On Friday, NZSA and Simplicity met with Fletcher Building's board, and on Monday, they released a joint letter they sent to chairperson Bruce Hassall outlining their concerns with the construction company.

They have asked for the resignation of the chair, for the remaining board members to put themselves up for re-election, and for some independent reviews of conduct, culture, and risk.

In their letter, they said over 1 million New Zealanders will be shareholders of Fletcher Building, either directly, or via the KiwiSaver funds they invest in, and as representatives of many of these shareholders, they wanted the company to thrive long-term, for the benefit of all stakeholders.

"We note that the share price performance of Fletcher Building has been disappointing. A five-year view of share price shows an approximately 20 percent decline, while a three-year view shows a 'flat' return, despite overall business conditions that should have been beneficial to the company," NZSA and Simplicity said.

"This performance has occurred while being governed by one of the highest-paid public company board of directors in New Zealand. The chair received over $344,000 in directors fees last year, and the lowest-paid director over $170,000. Fees of this magnitude should result in superior share price performance and delighted customers. They have not."

They said following their meeting with Fletcher Building, they found the culture of the business was still "internally focussed", which is likely "a result of the company having been in a privileged position and as a dominant player for a long time".

"We have yet to see any 'mea culpa', or substantial admittance of fault for FBU's [Fletcher Building] role in the current plasterboard supply crisis," they said.

"Your refusal to acknowledge the existence and depth of stakeholder dissatisfaction speaks to a corporate culture based more on hubris than humility.

"There has been poor risk management and business decision-making, exemplified by the management of the current GIB supply crisis provides evidence. At our meeting last week, there was no evidence provided to support the quality of your risk & assurance processes.

"The company does not appear to have learnt the lessons from the past in terms of effective risk management."

NZSA and Simplicity came to several conclusions following their meeting with the board. They said:

  • The board is light on relevant building sector experience
  • Fletcher Building has, and must maintain, a social license to operate. It has an obligation to customers and stakeholders to maintain supply and competitive pricing to ensure the overall health of the building sector, and it is failing this
  • Because of the second point, they question the sustainability of the business model to deliver long-term performance for the company
  • They believe the conduct of the company has now created significant regulatory risk and a possible customer revolt
  • This crisis has highlighted what they call "systemic failures" within the company which they said are ultimately the responsibility of the Fletcher Building board.

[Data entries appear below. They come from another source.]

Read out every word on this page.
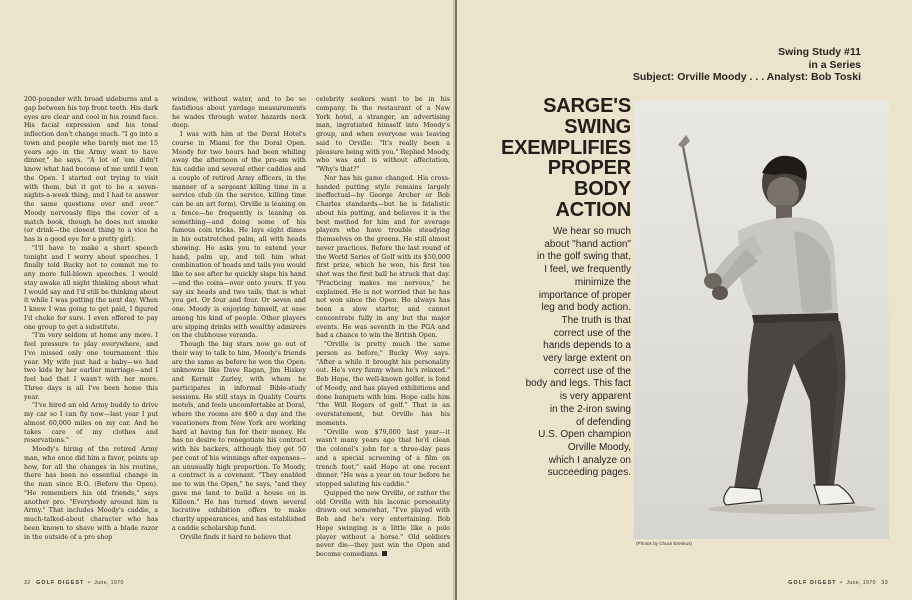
200-pounder with broad sideburns and a gap between his top front teeth. His dark eyes are clear and cool in his round face. His facial expression and his tonal inflection don't change much. "I go into a town and people who barely met me 15 years ago in the Army want to have dinner," he says. "A lot of 'em didn't know what had become of me until I won the Open. I started out trying to visit with them, but it got to be a seven-nights-a-week thing, and I had to answer the same questions over and over." Moody nervously flips the cover of a match book, though he does not smoke (or drink—the closest thing to a vice he has is a good eye for a pretty girl).

"I'll have to make a short speech tonight and I worry about speeches. I finally told Bucky not to commit me to any more full-blown speeches. I would stay awake all night thinking about what I would say and I'd still be thinking about it while I was putting the next day. When I knew I was going to get paid, I figured I'd choke for sure. I even offered to pay one group to get a substitute.

"I'm very seldom at home any more. I feel pressure to play everywhere, and I've missed only one tournament this year. My wife just had a baby—we had two kids by her earlier marriage—and I feel bad that I wasn't with her more. Three days is all I've been home this year.

"I've hired an old Army buddy to drive my car so I can fly now—last year I put almost 60,000 miles on my car. And he takes care of my clothes and reservations."

Moody's hiring of the retired Army man, who once did him a favor, points up how, for all the changes in his routine, there has been no essential change in the man since B.O. (Before the Open). "He remembers his old friends," says another pro. "Everybody around him is Army." That includes Moody's caddie, a much-talked-about character who has been known to shave with a blade razor in the outside of a pro shop

window, without water, and to be so fastidious about yardage measurements he wades through water hazards neck deep.

I was with him at the Doral Hotel's course in Miami for the Doral Open. Moody for two hours had been whiling away the afternoon of the pro-am with his caddie and several other caddies and a couple of retired Army officers, in the manner of a sergeant killing time in a service club (in the service, killing time can be an art form). Orville is leaning on a fence—he frequently is leaning on something—and doing some of his famous coin tricks. He lays eight dimes in his outstretched palm, all with heads showing. He asks you to extend your hand, palm up, and tell him what combination of heads and tails you would like to see after he quickly slaps his hand—and the coins—over onto yours. If you say six heads and two tails, that is what you get. Or four and four. Or seven and one. Moody is enjoying himself, at ease among his kind of people. Other players are sipping drinks with wealthy admirers on the clubhouse veranda.

Though the big stars now go out of their way to talk to him, Moody's friends are the same as before he won the Open: unknowns like Dave Ragan, Jim Hiskey and Kermit Zarley, with whom he participates in informal Bible-study sessions. He still stays in Quality Courts motels, and feels uncomfortable at Doral, where the rooms are $60 a day and the vacationers from New York are working hard at having fun for their money. He has no desire to renegotiate his contract with his backers, although they get 50 per cent of his winnings after expenses—an unusually high proportion. To Moody, a contract is a covenant. "They enabled me to win the Open," he says, "and they gave me land to build a house on in Killeen." He has turned down several lucrative exhibition offers to make charity appearances, and has established a caddie scholarship fund.

Orville finds it hard to believe that

celebrity seekers want to be in his company. In the restaurant of a New York hotel, a stranger, an advertising man, ingratiated himself into Moody's group, and when everyone was leaving said to Orville: "It's really been a pleasure being with you." Replied Moody, who was and is without affectation, "Why's that?"

Nor has his game changed. His cross-handed putting style remains largely ineffectual—by George Archer or Bob Charles standards—but he is fatalistic about his putting, and believes it is the best method for him and for average players who have trouble steadying themselves on the greens. He still almost never practices. Before the last round of the World Series of Golf with its $50,000 first prize, which he won, his first tee shot was the first ball he struck that day. "Practicing makes me nervous," he explained. He is not worried that he has not won since the Open. He always has been a slow starter, and cannot concentrate fully in any but the major events. He was seventh in the PGA and had a chance to win the British Open.

"Orville is pretty much the same person as before," Bucky Woy says. "After a while it brought his personality out. He's very funny when he's relaxed." Bob Hope, the well-known golfer, is fond of Moody, and has played exhibitions and done banquets with him. Hope calls him "the Will Rogers of golf." That is an overstatement, but Orville has his moments.

"Orville won $79,000 last year—it wasn't many years ago that he'd clean the colonel's john for a three-day pass and a special screening of a film on trench foot," said Hope at one recent dinner. "He was a year on tour before he stopped saluting his caddie."

Quipped the new Orville, or rather the old Orville with his laconic personality drawn out somewhat, "I've played with Bob and he's very entertaining. Bob Hope swinging is a little like a polo player without a horse." Old soldiers never die—they just win the Open and become comedians.

32 GOLF DIGEST  •  June, 1970
Swing Study #11
in a Series
Subject: Orville Moody . . . Analyst: Bob Toski
SARGE'S
SWING
EXEMPLIFIES
PROPER
BODY
ACTION
We hear so much
about "hand action"
in the golf swing that,
I feel, we frequently
minimize the
importance of proper
leg and body action.
The truth is that
correct use of the
hands depends to a
very large extent on
correct use of the
body and legs. This fact
is very apparent
in the 2-iron swing
of defending
U.S. Open champion
Orville Moody,
which I analyze on
succeeding pages.
(Photos by Chuck Brenkus)
GOLF DIGEST  •  June, 1970 33
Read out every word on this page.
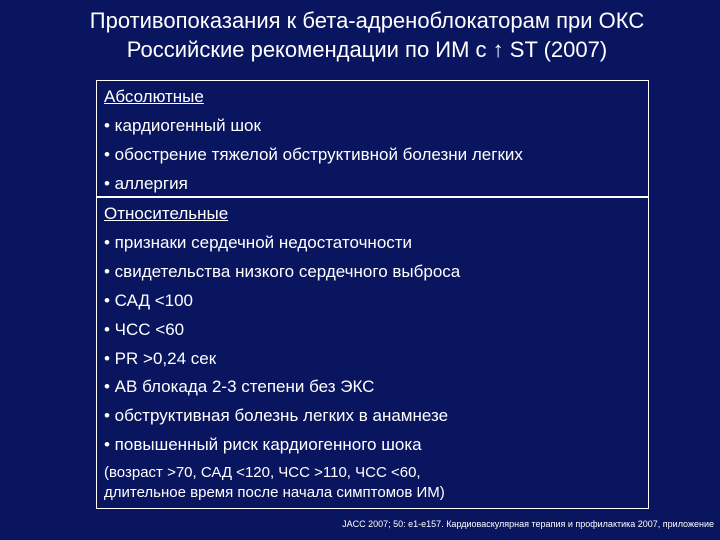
Противопоказания к бета-адреноблокаторам при ОКС
Российские рекомендации по ИМ с ↑ ST (2007)
Абсолютные
• кардиогенный шок
• обострение тяжелой обструктивной болезни легких
• аллергия
Относительные
• признаки сердечной недостаточности
• свидетельства низкого сердечного выброса
• САД <100
• ЧСС <60
• PR >0,24 сек
• АВ блокада 2-3 степени без ЭКС
• обструктивная болезнь легких в анамнезе
• повышенный риск кардиогенного шока
(возраст >70, САД <120, ЧСС >110, ЧСС <60,
длительное время после начала симптомов ИМ)
JACC 2007; 50: e1-e157. Кардиоваскулярная терапия и профилактика 2007, приложение
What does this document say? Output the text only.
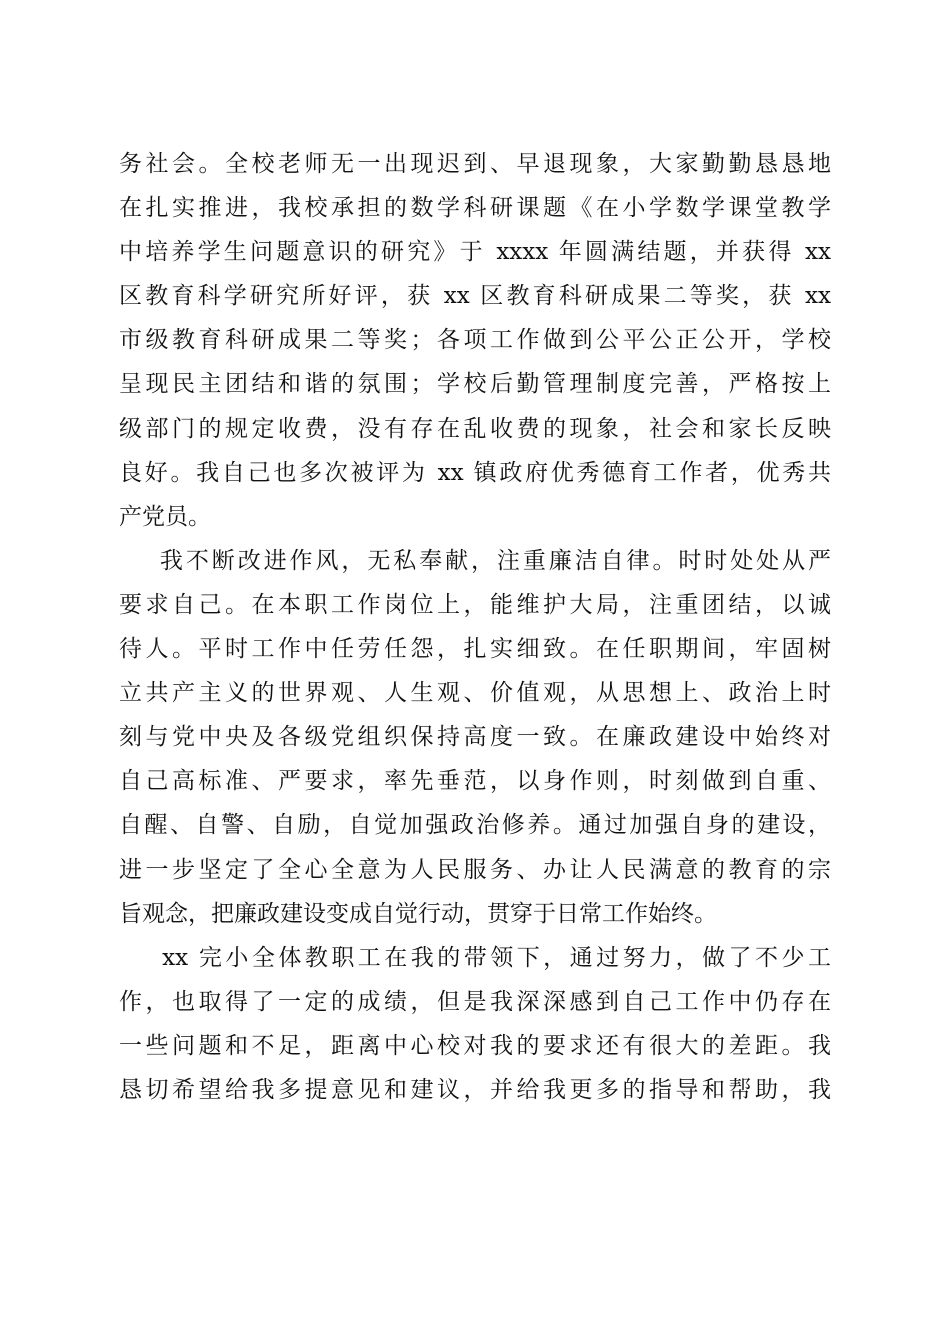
务社会。全校老师无一出现迟到、早退现象，大家勤勤恳恳地
在扎实推进，我校承担的数学科研课题《在小学数学课堂教学
中培养学生问题意识的研究》于 xxxx 年圆满结题，并获得 xx
区教育科学研究所好评，获 xx 区教育科研成果二等奖，获 xx
市级教育科研成果二等奖；各项工作做到公平公正公开，学校
呈现民主团结和谐的氛围；学校后勤管理制度完善，严格按上
级部门的规定收费，没有存在乱收费的现象，社会和家长反映
良好。我自己也多次被评为 xx 镇政府优秀德育工作者，优秀共
产党员。
我不断改进作风，无私奉献，注重廉洁自律。时时处处从严
要求自己。在本职工作岗位上，能维护大局，注重团结，以诚
待人。平时工作中任劳任怨，扎实细致。在任职期间，牢固树
立共产主义的世界观、人生观、价值观，从思想上、政治上时
刻与党中央及各级党组织保持高度一致。在廉政建设中始终对
自己高标准、严要求，率先垂范，以身作则，时刻做到自重、
自醒、自警、自励，自觉加强政治修养。通过加强自身的建设，
进一步坚定了全心全意为人民服务、办让人民满意的教育的宗
旨观念，把廉政建设变成自觉行动，贯穿于日常工作始终。
xx 完小全体教职工在我的带领下，通过努力，做了不少工
作，也取得了一定的成绩，但是我深深感到自己工作中仍存在
一些问题和不足，距离中心校对我的要求还有很大的差距。我
恳切希望给我多提意见和建议，并给我更多的指导和帮助，我
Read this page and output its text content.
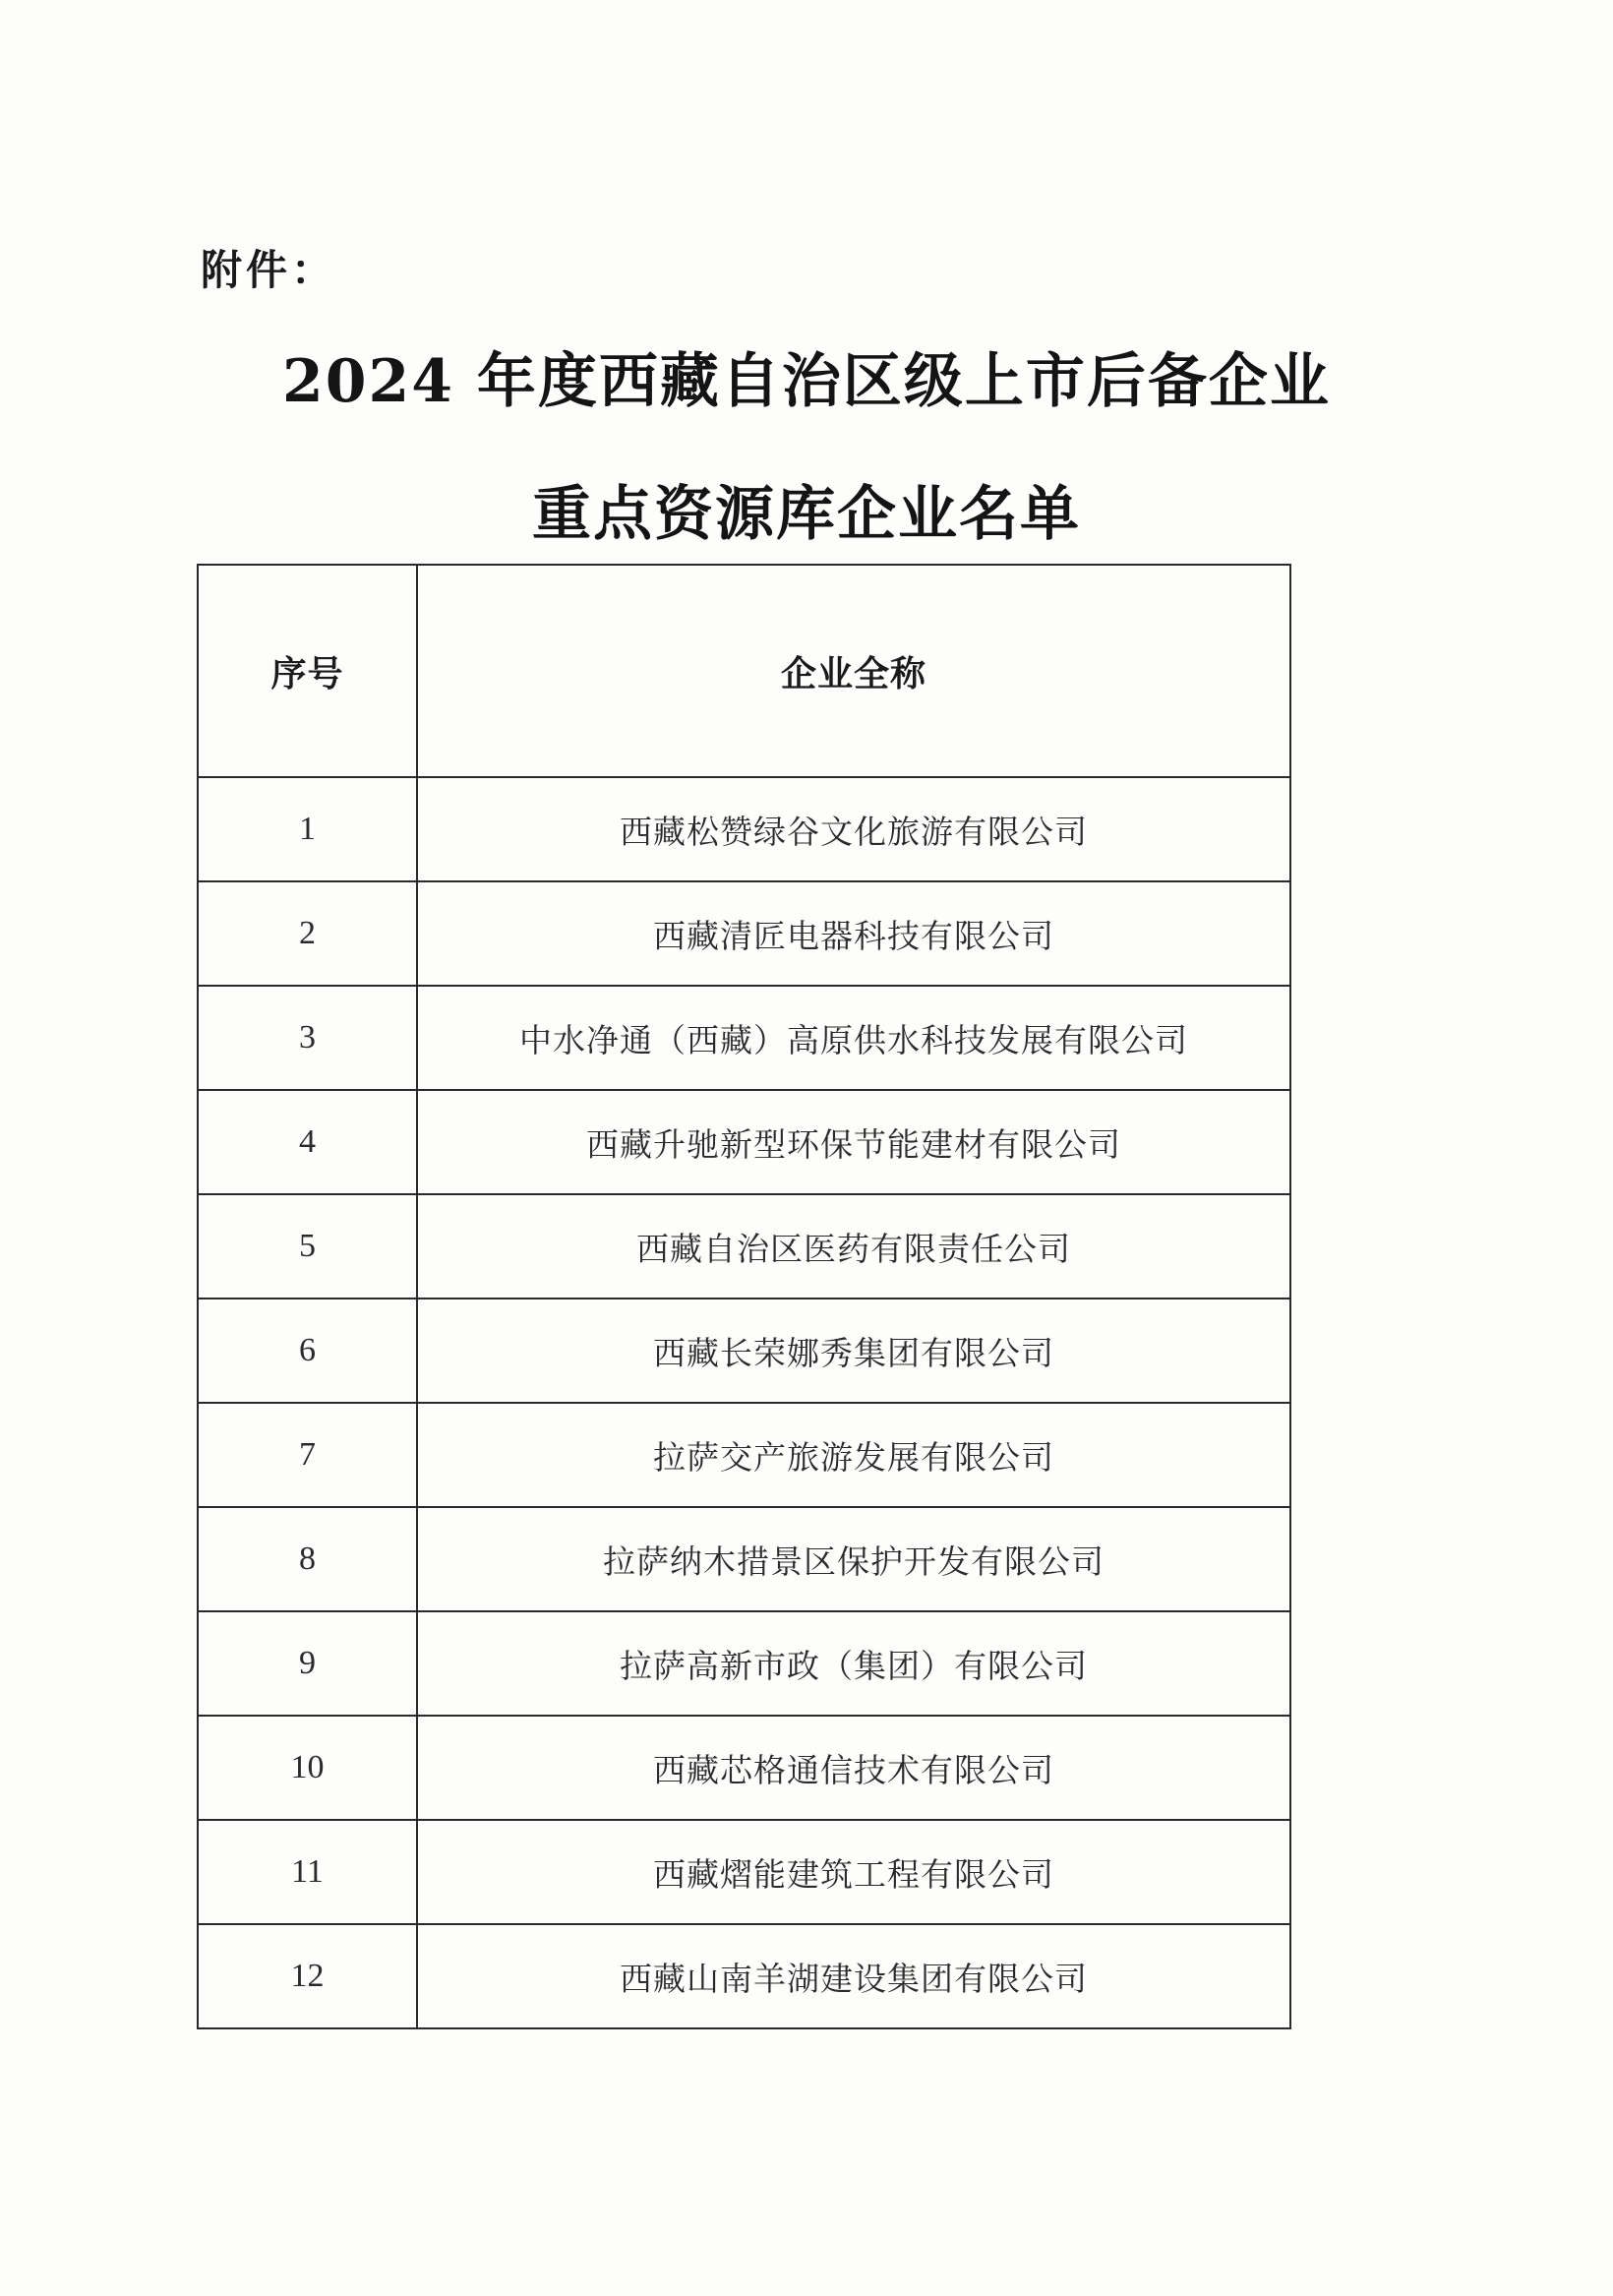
附件：
2024 年度西藏自治区级上市后备企业
重点资源库企业名单
序号	企业全称
1	西藏松赞绿谷文化旅游有限公司
2	西藏清匠电器科技有限公司
3	中水净通（西藏）高原供水科技发展有限公司
4	西藏升驰新型环保节能建材有限公司
5	西藏自治区医药有限责任公司
6	西藏长荣娜秀集团有限公司
7	拉萨交产旅游发展有限公司
8	拉萨纳木措景区保护开发有限公司
9	拉萨高新市政（集团）有限公司
10	西藏芯格通信技术有限公司
11	西藏熠能建筑工程有限公司
12	西藏山南羊湖建设集团有限公司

"Responsibility for the poor performance of the company, and the management of the GIB supply crisis, rests with this board," NZSA and Simplicity said.

A Fletcher Building spokesperson told Newshub the company acknowledges the letter from NZSA and Simplicity following their meeting last week. They will continue speaking with both companies directly.

"Both the board and management understand and sympathise with the difficulties our customers are facing," the spokesperson said.

"We remain singularly focused on running our plants around the clock, maximising our local production of plasterboard, continuing to source product offshore and distributing it across New Zealand to our customers as fast as possible."